Le décès tragique par assassinat, le 3 février dernier, de Seif al Islam Kadhafi, l’un des fils de Mouammar Kadhafi et visage connu des extravagances du régime de son père, vient rappeler la déliquescence dans laquelle la Libye est plongée depuis 2011. La désintégration et la désagrégation de l’État libyen, après l’intervention otanienne sous impulsion française, ont fait que ce pays n’a pas retrouvé la situation qui était la sienne avant la révolution de 2011. Même si, sous le règne de Mouammar Kadhafi, de 1969 à 2011, la Libye n’était pas une terre de liberté et de démocratie, il n’en demeure pas moins que le niveau de vie y figurait parmi les meilleurs en Afrique du Nord et subsaharienne. Porté par d’abondantes ressources en hydrocarbures, Mouammar Kadhafi, avec ses titres pompeux et excentriques de « guide de la révolution » ou de « commandant de la Grande Jamahiriya », au gré de ses pérégrinations à travers le monde, se voulait tantôt le représentant d’un monde arabe en quête d’un chef charismatique, tantôt le leader d’un panafricanisme nouveau.

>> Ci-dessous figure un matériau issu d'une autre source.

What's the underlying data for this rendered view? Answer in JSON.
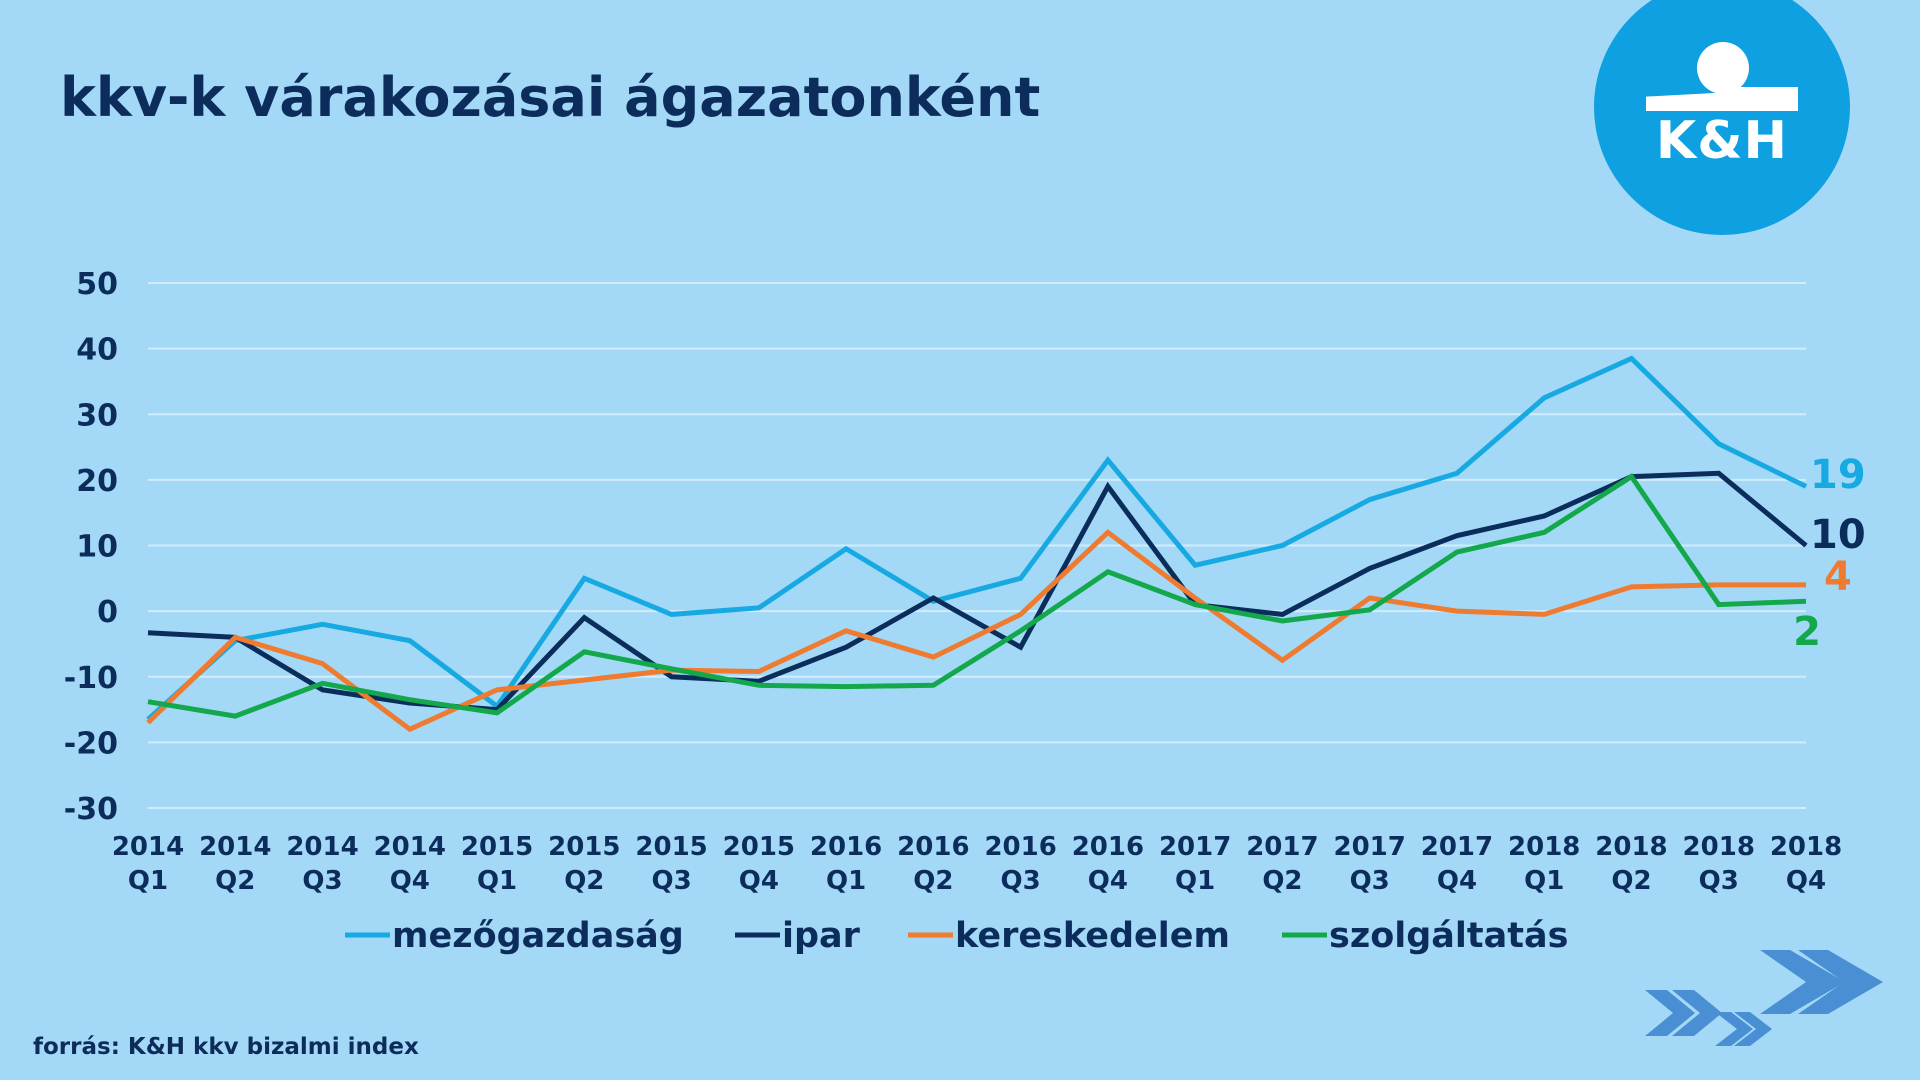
{
  "title": "kkv-k várakozásai ágazatonként",
  "logo": {
    "text": "K&H"
  },
  "source": "forrás: K&H kkv bizalmi index",
  "chart_data": {
    "type": "line",
    "title": "kkv-k várakozásai ágazatonként",
    "xlabel": "",
    "ylabel": "",
    "ylim": [
      -30,
      50
    ],
    "yticks": [
      50,
      40,
      30,
      20,
      10,
      0,
      -10,
      -20,
      -30
    ],
    "grid": true,
    "legend": "bottom",
    "categories": [
      [
        "2014",
        "Q1"
      ],
      [
        "2014",
        "Q2"
      ],
      [
        "2014",
        "Q3"
      ],
      [
        "2014",
        "Q4"
      ],
      [
        "2015",
        "Q1"
      ],
      [
        "2015",
        "Q2"
      ],
      [
        "2015",
        "Q3"
      ],
      [
        "2015",
        "Q4"
      ],
      [
        "2016",
        "Q1"
      ],
      [
        "2016",
        "Q2"
      ],
      [
        "2016",
        "Q3"
      ],
      [
        "2016",
        "Q4"
      ],
      [
        "2017",
        "Q1"
      ],
      [
        "2017",
        "Q2"
      ],
      [
        "2017",
        "Q3"
      ],
      [
        "2017",
        "Q4"
      ],
      [
        "2018",
        "Q1"
      ],
      [
        "2018",
        "Q2"
      ],
      [
        "2018",
        "Q3"
      ],
      [
        "2018",
        "Q4"
      ]
    ],
    "series": [
      {
        "name": "mezőgazdaság",
        "color": "#17a9e1",
        "end_label": "19",
        "values": [
          -16.5,
          -4.5,
          -2,
          -4.5,
          -14.5,
          5,
          -0.5,
          0.5,
          9.5,
          1.5,
          5,
          23,
          7,
          10,
          17,
          21,
          32.5,
          38.5,
          25.5,
          19
        ]
      },
      {
        "name": "ipar",
        "color": "#0b2d5b",
        "end_label": "10",
        "values": [
          -3.3,
          -4,
          -12,
          -14,
          -15,
          -1,
          -10,
          -10.7,
          -5.5,
          2,
          -5.5,
          19,
          1,
          -0.5,
          6.5,
          11.5,
          14.5,
          20.5,
          21,
          10
        ]
      },
      {
        "name": "kereskedelem",
        "color": "#ee7b30",
        "end_label": "4",
        "values": [
          -17,
          -4,
          -8,
          -18,
          -12,
          -10.5,
          -9,
          -9.2,
          -3,
          -7,
          -0.5,
          12,
          2,
          -7.5,
          2,
          0,
          -0.5,
          3.7,
          4,
          4
        ]
      },
      {
        "name": "szolgáltatás",
        "color": "#13a84b",
        "end_label": "2",
        "values": [
          -13.8,
          -16,
          -11,
          -13.5,
          -15.5,
          -6.2,
          -8.8,
          -11.3,
          -11.5,
          -11.3,
          -3,
          6,
          1,
          -1.5,
          0.2,
          9,
          12,
          20.5,
          1,
          1.5
        ]
      }
    ]
  }
}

Depuis son départ du pouvoir et sa mort, le 20 octobre 2011, la Libye est devenue ce que l’on appelle, dans le vocabulaire des organisations internationales, surtout américaines, un « Failed State » ou « État en faillite ». Concept développé par des chercheurs anglo saxons en sciences politiques, il désigne des États incapables d’exercer leurs missions, tant dans les domaines régaliens, comme le contrôle du territoire, la sécurité des biens et des personnes ou l’exercice de la justice, que dans la fourniture des services économiques et sociaux à la population. La Somalie est souvent présentée comme l’exemple typique d’un « Failed State ». Ainsi, au-delà d’être un mouroir pour des migrants engloutis par les eaux de la Méditerranée, la Libye est aussi devenue un passoire pour des groupes armés qui, sous couvert de terrorisme djihadiste, ont contribué à la dégradation de la situation sécuritaire dans le Sahel. Les premiers coups de semonce de la crise malienne, ainsi que l’arc de crise qui mine toute la région sahélienne, résultent en partie de la circulation incontrôlée des armes en Libye et de l’ampleur prise par l’affrontement entre différents groupes belligérants, aiguillonnés et soutenus par de grandes puissances.

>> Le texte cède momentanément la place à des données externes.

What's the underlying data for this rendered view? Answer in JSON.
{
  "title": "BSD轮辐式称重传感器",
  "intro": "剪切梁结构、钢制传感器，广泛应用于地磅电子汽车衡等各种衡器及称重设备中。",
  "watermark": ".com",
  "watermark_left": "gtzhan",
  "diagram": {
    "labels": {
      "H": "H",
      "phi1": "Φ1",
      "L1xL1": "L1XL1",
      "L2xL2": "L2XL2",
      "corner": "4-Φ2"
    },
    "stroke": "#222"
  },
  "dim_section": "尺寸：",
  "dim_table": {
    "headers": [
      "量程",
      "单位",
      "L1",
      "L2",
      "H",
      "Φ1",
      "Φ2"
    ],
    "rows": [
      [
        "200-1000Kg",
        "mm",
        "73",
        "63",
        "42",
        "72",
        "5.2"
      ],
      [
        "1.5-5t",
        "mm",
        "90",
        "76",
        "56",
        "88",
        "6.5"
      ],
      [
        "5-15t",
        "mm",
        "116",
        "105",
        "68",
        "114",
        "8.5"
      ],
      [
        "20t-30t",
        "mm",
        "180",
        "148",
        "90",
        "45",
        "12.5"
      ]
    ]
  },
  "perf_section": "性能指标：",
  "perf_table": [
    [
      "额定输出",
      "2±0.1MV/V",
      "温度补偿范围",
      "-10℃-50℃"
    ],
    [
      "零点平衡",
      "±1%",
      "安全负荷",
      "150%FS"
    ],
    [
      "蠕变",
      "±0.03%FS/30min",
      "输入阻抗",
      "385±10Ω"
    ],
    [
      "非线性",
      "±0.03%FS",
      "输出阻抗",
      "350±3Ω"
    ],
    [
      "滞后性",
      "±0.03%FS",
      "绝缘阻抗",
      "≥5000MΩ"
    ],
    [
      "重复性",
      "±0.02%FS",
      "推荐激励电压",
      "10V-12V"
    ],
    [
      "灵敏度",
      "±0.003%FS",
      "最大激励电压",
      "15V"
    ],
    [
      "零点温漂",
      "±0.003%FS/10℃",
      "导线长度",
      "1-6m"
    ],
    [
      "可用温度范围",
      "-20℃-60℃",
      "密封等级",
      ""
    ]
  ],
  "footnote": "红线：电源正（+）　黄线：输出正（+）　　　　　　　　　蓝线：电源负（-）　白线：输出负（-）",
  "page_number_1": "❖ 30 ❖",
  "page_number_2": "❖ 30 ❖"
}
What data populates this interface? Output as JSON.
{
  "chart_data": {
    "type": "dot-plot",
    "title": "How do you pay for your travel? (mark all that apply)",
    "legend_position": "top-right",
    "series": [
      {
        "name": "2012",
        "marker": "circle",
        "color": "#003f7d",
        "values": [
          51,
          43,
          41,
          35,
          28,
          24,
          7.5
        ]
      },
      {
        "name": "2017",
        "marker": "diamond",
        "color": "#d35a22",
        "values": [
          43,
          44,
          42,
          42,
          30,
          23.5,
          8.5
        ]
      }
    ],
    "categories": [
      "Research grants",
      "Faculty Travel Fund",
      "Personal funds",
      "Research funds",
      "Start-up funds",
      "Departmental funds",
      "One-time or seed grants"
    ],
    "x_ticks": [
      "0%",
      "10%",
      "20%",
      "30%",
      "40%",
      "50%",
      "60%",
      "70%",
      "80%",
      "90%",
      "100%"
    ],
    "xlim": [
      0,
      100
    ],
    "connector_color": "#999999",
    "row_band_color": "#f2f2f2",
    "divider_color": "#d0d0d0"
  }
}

Puissances occidentales et orientales y ont exporté leurs rivalités et leurs contradictions, si bien que le conflit a atteint de telles proportions qu’il a débordé vers des espaces contigus comme le Tchad et le Niger, et peut être demain la Tunisie ou l’Égypte, pays frontaliers respectivement à l’ouest et à l’est de la Libye. Depuis plus de quinze ans, la partition est de fait dans ce pays, avec deux autorités qui gouvernent à travers leurs propres institutions. D’un côté, le Haut Conseil d’État, basé à Tripoli, et de l’autre, la Chambre des représentants, qui siège à Benghazi. Ces deux organes reflètent la division du pays en deux blocs politiques distincts, avec à l’ouest un gouvernement d’unité nationale reconnu par l’ONU et dirigé par Abdel Hamid Dbeibah.

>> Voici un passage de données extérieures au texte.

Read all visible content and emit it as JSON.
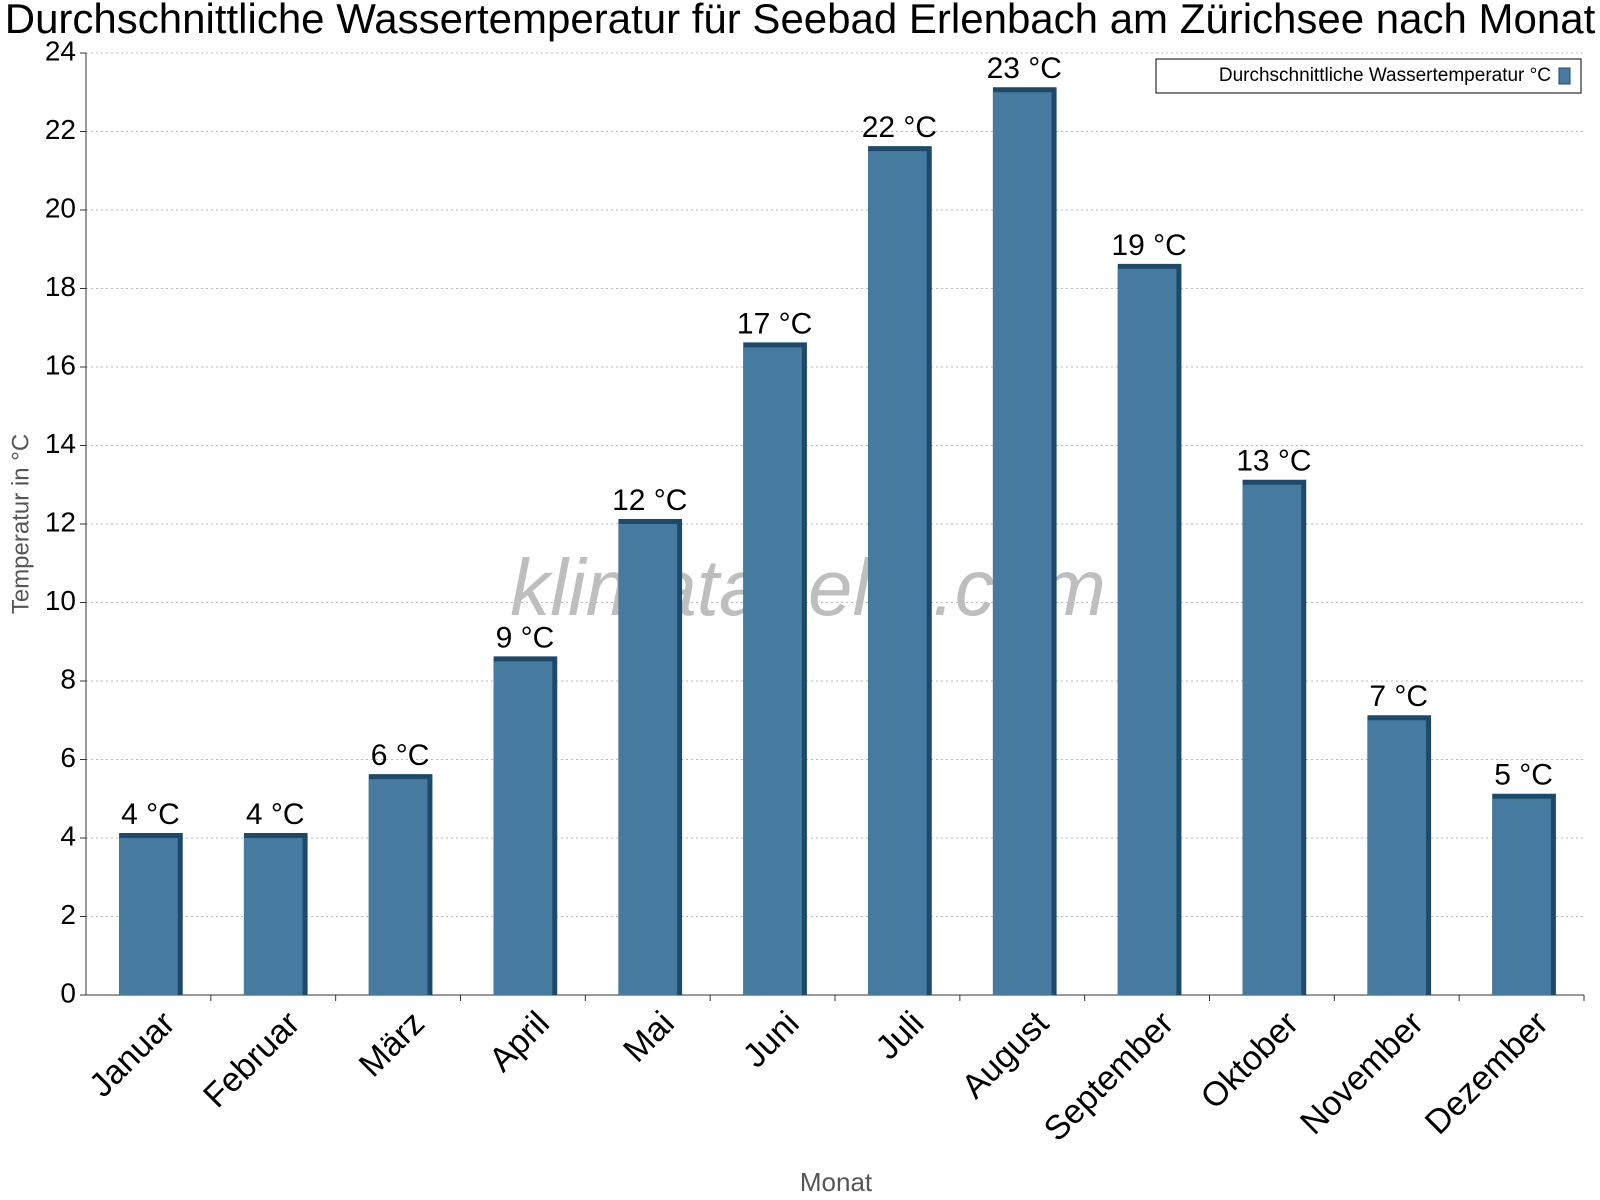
{
  "chart_data": {
    "type": "bar",
    "title": "Durchschnittliche Wassertemperatur für Seebad Erlenbach am Zürichsee nach Monat",
    "watermark": "klimatabelle.com",
    "x_label": "Monat",
    "y_label": "Temperatur in °C",
    "categories": [
      "Januar",
      "Februar",
      "März",
      "April",
      "Mai",
      "Juni",
      "Juli",
      "August",
      "September",
      "Oktober",
      "November",
      "Dezember"
    ],
    "series": [
      {
        "name": "Durchschnittliche Wassertemperatur °C",
        "color": "#467a9e",
        "values": [
          4,
          4,
          5.5,
          8.5,
          12,
          16.5,
          21.5,
          23,
          18.5,
          13,
          7,
          5
        ],
        "value_labels": [
          "4 °C",
          "4 °C",
          "6 °C",
          "9 °C",
          "12 °C",
          "17 °C",
          "22 °C",
          "23 °C",
          "19 °C",
          "13 °C",
          "7 °C",
          "5 °C"
        ]
      }
    ],
    "ylim": [
      0,
      24
    ],
    "yticks": [
      0,
      2,
      4,
      6,
      8,
      10,
      12,
      14,
      16,
      18,
      20,
      22,
      24
    ],
    "grid": true,
    "legend": "top-right"
  }
}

À l’est se trouve une Armée nationale libyenne dirigée par le maréchal Khalifa Haftar. Cette partition est également exacerbée par des réalités tribales et communautaires, latentes dans presque tous les pays arabes et particulièrement visibles lorsque survient une crise. Le cas libyen n’y échappe pas. Avec cet événement tragique qu’est la mort de Seif al Islam Kadhafi, il devient de plus en plus urgent pour les instances africaines de se pencher sur la Libye, de penser cette crise sous un prisme véritablement africain et de ne plus laisser les capitales occidentales et orientales dicter leurs volontés, guidées avant tout par leurs propres intérêts dans ce dossier.